Biologisch betrachtet bilden sich durch Lernvorgänge ganglioside Verfilzungen zwischen den Synapsen des Zentralnervensystems aus. Diese können dann für Transmitterstoffe leichter durchdrungen werden. Der Transmitter hat es durch diese Verfilzung also leichter, die Natriumkanäle an der Postsynaptischen Membran zu erreichen und zu öffnen, so dass das Aktionspotential weitergeleitet werden kann.
Da Denkvorgänge auch nur aus "simplen Reizen" bestehen, durch Millionen zusammengeschalteter und vernetzter Nervenzellen, ist "Lernen" also prinzipiell nichts anderes als das häufige Verwenden von spezifischen Synapsenbahnen.
Man kann sich das wie einen Kreislauf vorstellen. Wird eine Vokabel z. B. auswendig gelernt, so werden die Synapsen die dieses Wort speichern durch ganglioside Filze fester verbunden. Es fällt einem also leichter ein.

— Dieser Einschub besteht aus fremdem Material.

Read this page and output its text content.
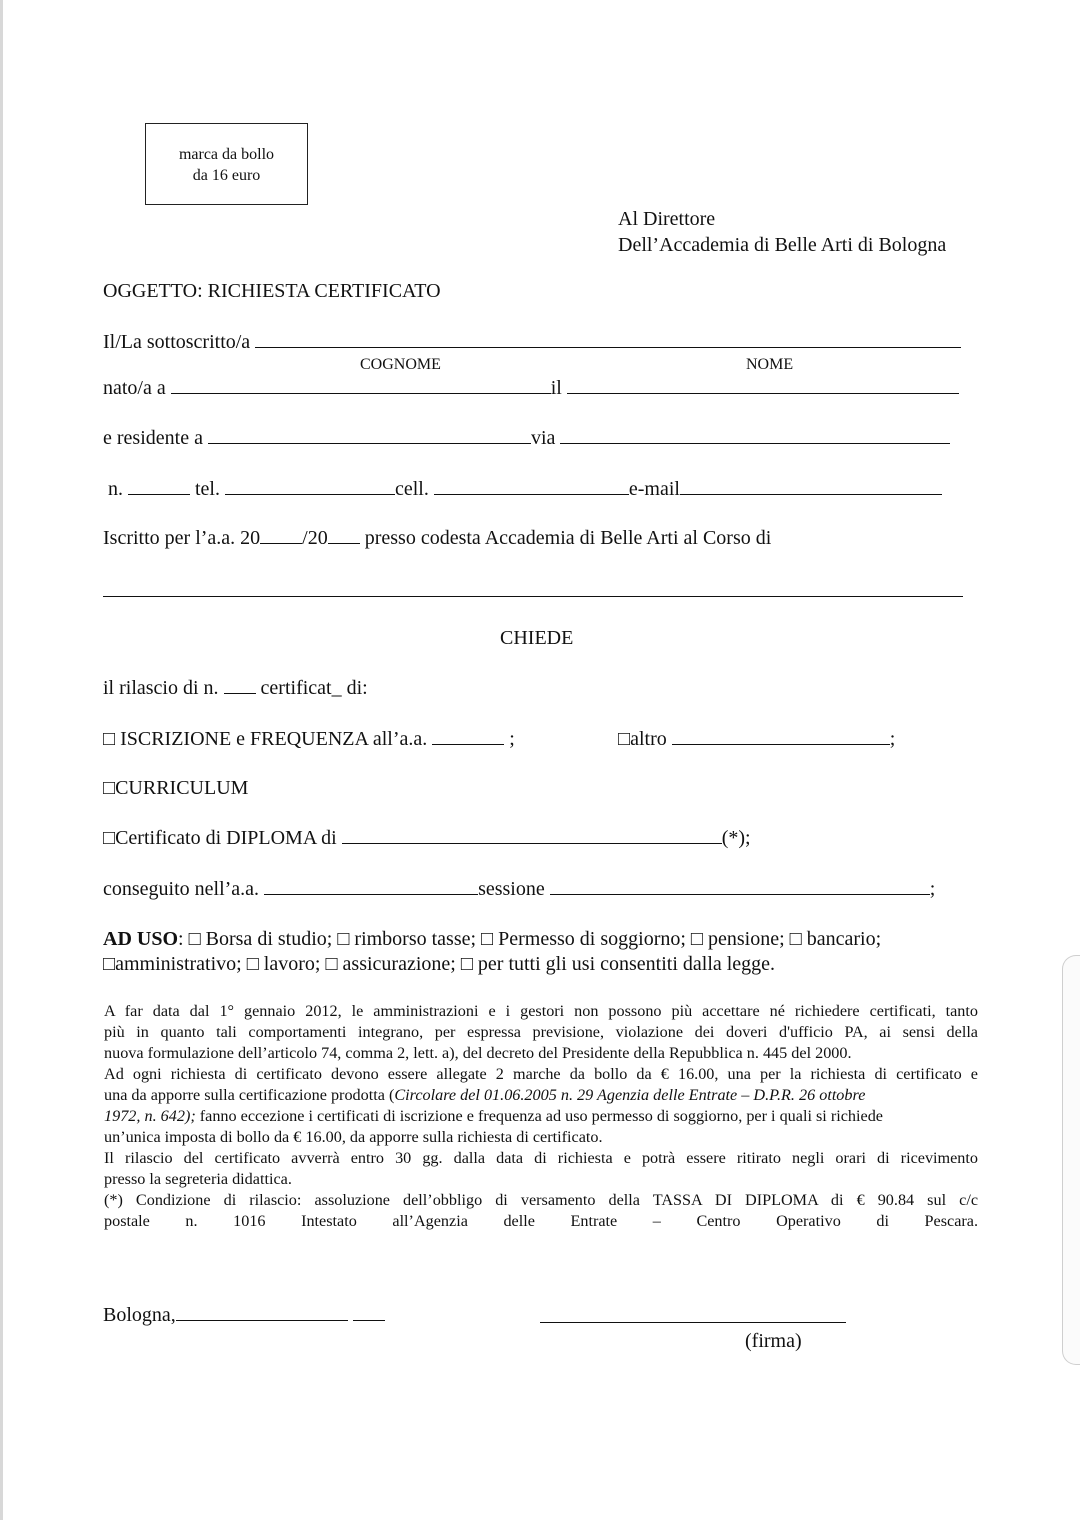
marca da bollo
da 16 euro
Al Direttore
Dell’Accademia di Belle Arti di Bologna
OGGETTO: RICHIESTA CERTIFICATO
Il/La sottoscritto/a
COGNOME	NOME
nato/a a	il
e residente a	via
n.	tel.	cell.	e-mail
Iscritto per l’a.a. 20 /20 presso codesta Accademia di Belle Arti al Corso di
CHIEDE
il rilascio di n. certificat_ di:
□ ISCRIZIONE e FREQUENZA all’a.a.	;	□altro	;
□CURRICULUM
□Certificato di DIPLOMA di	(*);
conseguito nell’a.a.	sessione	;
AD USO: □ Borsa di studio; □ rimborso tasse; □ Permesso di soggiorno; □ pensione; □ bancario;
□amministrativo; □ lavoro; □ assicurazione; □ per tutti gli usi consentiti dalla legge.
A far data dal 1° gennaio 2012, le amministrazioni e i gestori non possono più accettare né richiedere certificati, tanto
più in quanto tali comportamenti integrano, per espressa previsione, violazione dei doveri d'ufficio PA, ai sensi della
nuova formulazione dell’articolo 74, comma 2, lett. a), del decreto del Presidente della Repubblica n. 445 del 2000.
Ad ogni richiesta di certificato devono essere allegate 2 marche da bollo da € 16.00, una per la richiesta di certificato e
una da apporre sulla certificazione prodotta (Circolare del 01.06.2005 n. 29 Agenzia delle Entrate – D.P.R. 26 ottobre
1972, n. 642); fanno eccezione i certificati di iscrizione e frequenza ad uso permesso di soggiorno, per i quali si richiede
un’unica imposta di bollo da € 16.00, da apporre sulla richiesta di certificato.
Il rilascio del certificato avverrà entro 30 gg. dalla data di richiesta e potrà essere ritirato negli orari di ricevimento
presso la segreteria didattica.
(*) Condizione di rilascio: assoluzione dell’obbligo di versamento della TASSA DI DIPLOMA di € 90.84 sul c/c
postale n. 1016 Intestato all’Agenzia delle Entrate – Centro Operativo di Pescara.
Bologna,
(firma)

Richtig ist auch, dass man etwas "verlernen" kann. Wird die besagte Vokabel nicht mehr gebraucht, lässt die Verfilzung auch nach - sie wird wieder abgebaut, weil andere Stellen häufiger oder stärker gereizt werden. Es findet also eine Umverteilung des Gedächtnisses auf molekularer Ebene statt.
Würde man jedoch theoretisch alles lernen und alles was man je gelernt hat, ständig wiederholen, würden diese Bahnen verfestigt werden.
Das wird einem bewusst, wenn man z. B. Auto fährt. Ein Führerscheinneuling denkt noch aktiv darüber nach, welchen Gang er wählen muss. Wenn man aber dann längere Zeit fährt schaltet man die Gänge völlig automatisch und fast schon instinktiv. Die Nervenbahnen für das Autofahren und schalten sind also fest verbunden worden.
Hallo Mambo.Kings:
Von der biologischen, der "Gehirnseite" des Lernens habe ich relativ wenig Ahnung. Zu der klassisch-psychologischen Seite kann ich ein wenig sagen.
Zu Deiner These 2:
Lernen funktioniert völlig unterschiedlich. Die Angst vor Spinnen lernt man anders als die Fähigkeit zu jonglieren, als soziale Fähigkeiten, als die Muttersprache, als eine Fremdsprache, als ein Gedicht, als Schach spielen.
Erstere lernt man am ehesten durch klassisches Konditionieren. Aber auch da gibt es Unterschiede. In Experimenten kann man Probanden z.B. recht einfach die Angst vor Spinnen beibringen. = messbahre Angst vor späteren Bildern auch ohne Schlag Also nicht jeder Trampelpfad ist gleichschwer zu betreten.
Danach: Je komplizierter die zu erlernende Fähigkeit ist, desto komplizierter laufen die Lernprozesse ab. Wenn Dich die Lerntheorie von der psychologischen Seite interessiert, dann kann ich Dir ein super Buch empfehlen, dass Grundlage in einem Seminar im Psychologie-Grundstudium zum Thema "Lernen" war. Das Buch stellt die immer komplexer werdenden Lerntheorien anhand praktischer Beispiele aufeinander aufbauend vor. Angefangen beim klassischen Konditionieren Bis hin zum Schachspiel. Das Seminar war eher mau, aber das Buch war super und dürfte auch für Fachfremde mit Willen zur Konzenration gut verständlich sein.
Leider lerne ich Namen sehr schwerfällig bis gar nicht und das Buch steht z.Z. bei meiner Freundin. Aber bei Interesse kann ich heute Abend/Morgen früh meine Antwort ergänzen.
Dein 3. These: Jein. Für das Lernen der Muttersprache durch ein Kleinkind trifft das sicher zu. In einer bestimmten Phase wird das Gehirn eines Kindes quasi auf eine beliebige Sprache geprägt, die das Kind sehr schnell und gut lernt. Nach dieser Phase fällt das lernen anderer Sprachen dann viel, viel schwerer.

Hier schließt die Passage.